Newport Academy is made up of a series of evidence-based healing centers for adolescents and families struggling with mental health issues, eating disorders and substance abuse. Jamison Monroe Jr. co-founded Newport Academy with his father as part of a personal mission to help families cope with the difficulties faced by adolescents.
How did you become interested in this kind of work and how long have you been doing it for?
As a teenager, I struggled with mental health and substance use issues, as did two of my siblings. My brother, sister and I attended as many as a dozen of the country’s premier treatment centers. Eventually, I began to see that I wasn’t getting better because the treatment was addressing the symptoms, not the underlying issues. The program that finally set me on the path to healing was one that addressed all aspects of who I was — mind, body and spirit — rather than taking a “one size fits all” approach.
My father and I co-founded Newport Academy in order to provide the kind of individualized, integrated care that helped me heal, and to help families navigate this extremely difficult journey.
How long you have been using your work as a way to create positive social impact?
I founded Newport Academy in 2008, and the program has grown from one location to multiple ones across the country, offering residential and outpatient treatment as well as therapeutic day school options. In addition, I am an active participant in the national movement to reduce stigma around mental health and substance abuse challenges.

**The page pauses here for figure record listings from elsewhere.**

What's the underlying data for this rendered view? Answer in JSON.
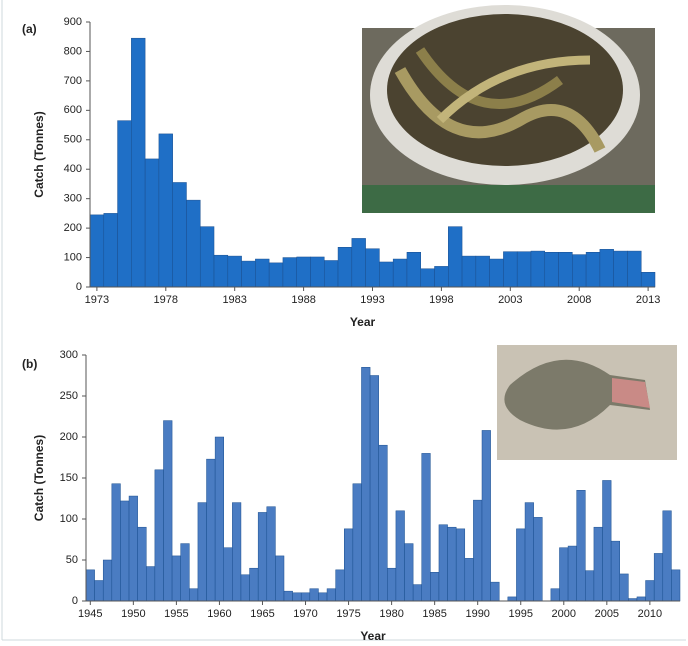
{
  "chart_data": [
    {
      "type": "bar",
      "panel_label": "(a)",
      "ylabel": "Catch (Tonnes)",
      "xlabel": "Year",
      "color": "#1f6fc6",
      "x": [
        1973,
        1974,
        1975,
        1976,
        1977,
        1978,
        1979,
        1980,
        1981,
        1982,
        1983,
        1984,
        1985,
        1986,
        1987,
        1988,
        1989,
        1990,
        1991,
        1992,
        1993,
        1994,
        1995,
        1996,
        1997,
        1998,
        1999,
        2000,
        2001,
        2002,
        2003,
        2004,
        2005,
        2006,
        2007,
        2008,
        2009,
        2010,
        2011,
        2012,
        2013
      ],
      "values": [
        245,
        250,
        565,
        845,
        435,
        520,
        355,
        295,
        205,
        108,
        105,
        88,
        95,
        82,
        100,
        102,
        102,
        90,
        135,
        165,
        130,
        85,
        95,
        118,
        62,
        70,
        205,
        105,
        105,
        95,
        120,
        120,
        122,
        118,
        118,
        110,
        118,
        128,
        122,
        122,
        50
      ],
      "xlim": [
        1972.5,
        2013.5
      ],
      "xticks": [
        1973,
        1978,
        1983,
        1988,
        1993,
        1998,
        2003,
        2008,
        2013
      ],
      "ylim": [
        0,
        900
      ],
      "yticks": [
        0,
        100,
        200,
        300,
        400,
        500,
        600,
        700,
        800,
        900
      ]
    },
    {
      "type": "bar",
      "panel_label": "(b)",
      "ylabel": "Catch (Tonnes)",
      "xlabel": "Year",
      "color": "#4a7cc2",
      "x": [
        1945,
        1946,
        1947,
        1948,
        1949,
        1950,
        1951,
        1952,
        1953,
        1954,
        1955,
        1956,
        1957,
        1958,
        1959,
        1960,
        1961,
        1962,
        1963,
        1964,
        1965,
        1966,
        1967,
        1968,
        1969,
        1970,
        1971,
        1972,
        1973,
        1974,
        1975,
        1976,
        1977,
        1978,
        1979,
        1980,
        1981,
        1982,
        1983,
        1984,
        1985,
        1986,
        1987,
        1988,
        1989,
        1990,
        1991,
        1992,
        1993,
        1994,
        1995,
        1996,
        1997,
        1998,
        1999,
        2000,
        2001,
        2002,
        2003,
        2004,
        2005,
        2006,
        2007,
        2008,
        2009,
        2010,
        2011,
        2012,
        2013
      ],
      "values": [
        38,
        25,
        50,
        143,
        122,
        128,
        90,
        42,
        160,
        220,
        55,
        70,
        15,
        120,
        173,
        200,
        65,
        120,
        32,
        40,
        108,
        115,
        55,
        12,
        10,
        10,
        15,
        10,
        15,
        38,
        88,
        143,
        285,
        275,
        190,
        40,
        110,
        70,
        20,
        180,
        35,
        93,
        90,
        88,
        52,
        123,
        208,
        23,
        0,
        5,
        88,
        120,
        102,
        0,
        15,
        65,
        67,
        135,
        37,
        90,
        147,
        73,
        33,
        3,
        5,
        25,
        58,
        110,
        38
      ],
      "xlim": [
        1944.5,
        2013.5
      ],
      "xticks": [
        1945,
        1950,
        1955,
        1960,
        1965,
        1970,
        1975,
        1980,
        1985,
        1990,
        1995,
        2000,
        2005,
        2010
      ],
      "ylim": [
        0,
        300
      ],
      "yticks": [
        0,
        50,
        100,
        150,
        200,
        250,
        300
      ]
    }
  ]
}
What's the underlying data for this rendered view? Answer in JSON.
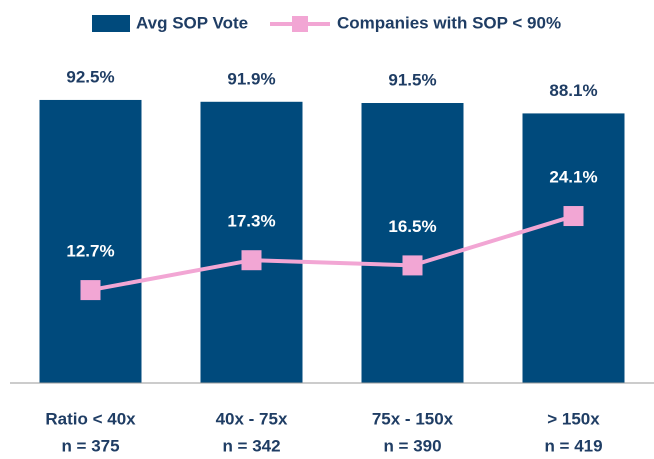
{
  "chart_data": {
    "type": "bar_line",
    "categories": [
      [
        "Ratio < 40x",
        "n = 375"
      ],
      [
        "40x - 75x",
        "n = 342"
      ],
      [
        "75x - 150x",
        "n = 390"
      ],
      [
        "> 150x",
        "n = 419"
      ]
    ],
    "ylim": [
      0,
      100
    ],
    "y2lim": [
      -1.6,
      45.5
    ],
    "legend": "top",
    "series": [
      {
        "name": "Avg SOP Vote",
        "type": "bar",
        "color": "#004a7c",
        "values": [
          92.5,
          91.9,
          91.5,
          88.1
        ],
        "value_labels": [
          "92.5%",
          "91.9%",
          "91.5%",
          "88.1%"
        ]
      },
      {
        "name": "Companies with SOP < 90%",
        "type": "line",
        "axis": "y2",
        "color": "#f2a6d4",
        "values": [
          12.7,
          17.3,
          16.5,
          24.1
        ],
        "value_labels": [
          "12.7%",
          "17.3%",
          "16.5%",
          "24.1%"
        ]
      }
    ]
  }
}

I have been involved with numerous projects and initiatives, including the Inspiration Foundation, the Global Adolescent Project, and Drugs Over Dinner, and also produced the critically-acclaimed documentary film Behind the Orange Curtain, about the prescription drug abuse epidemic in the U.S. I was invited to testify before England’s Parliament on the subject of teen prescription drug abuse, gave the keynote address at the United Kingdom and European Symposium on Addictive Disorders, and was awarded the Freedom Institute’s 2014 Mona Mansell Award, which honors individuals who make a significant impact on the recovery field and community.
How did you become interested in social impact causes?
While my personal experience catalyzed my involvement in the treatment field, my passion for this work has only grown stronger in the years since, as it has become increasingly clear that we are in the midst of a teen mental health crisis. One out of every five American teenagers suffers from anxiety and/or depression. In addition, more teens in the U.S. are overdosing than ever before as a result of heroin use and synthetic opioids like fentanyl. Teenagers and their families desperately need new, more effective approaches to mental health and substance abuse treatment.
What causes are you most passionate about supporting, and what issues do they tackle?
I am passionate about advancing the adolescent mental health care field, because our future in many ways depends upon it. Effective, holistic teen treatment not only makes individuals’ and families’ lives better, it also addresses larger societal issues, such as overuse of technology, over-medication of kids, and a culture that values achievement over authentic connection. With the right treatment, teens who are struggling today have the potential to become the compassionate, empowered leaders of their generation.
Do you have any stories about the Newport Academy’s positive impact?
There are so many stories — one for every teenager and family who come to Newport Academy and find their way from darkness back to light, from pain and helplessness to a sense of being in control of their own life and their own choices. I love the way one of our alumni expressed it recently: “I am no longer a product of my circumstances, but a product of my decisions to overcome those circumstances.” Every day, I hear from clients, alumni and parents how they are making powerful positive changes in their lives, their relationships and their communities.
Is there anything else you want to share?
Stigmas around mental health and substance abuse continues to be an obstacle that keeps people from getting the help they need, and often results in less public funds being put toward mental health services. We all need to look closely at our biases regarding behavioral and psychological disorders. It’s important to understand that adolescents who end up in mental health or substance abuse treatment aren’t bad, or wrong or broken. They are beautiful, powerful, sensitive young adults — and, with compassionate, comprehensive treatment, they will go on to live happy, fulfilling lives.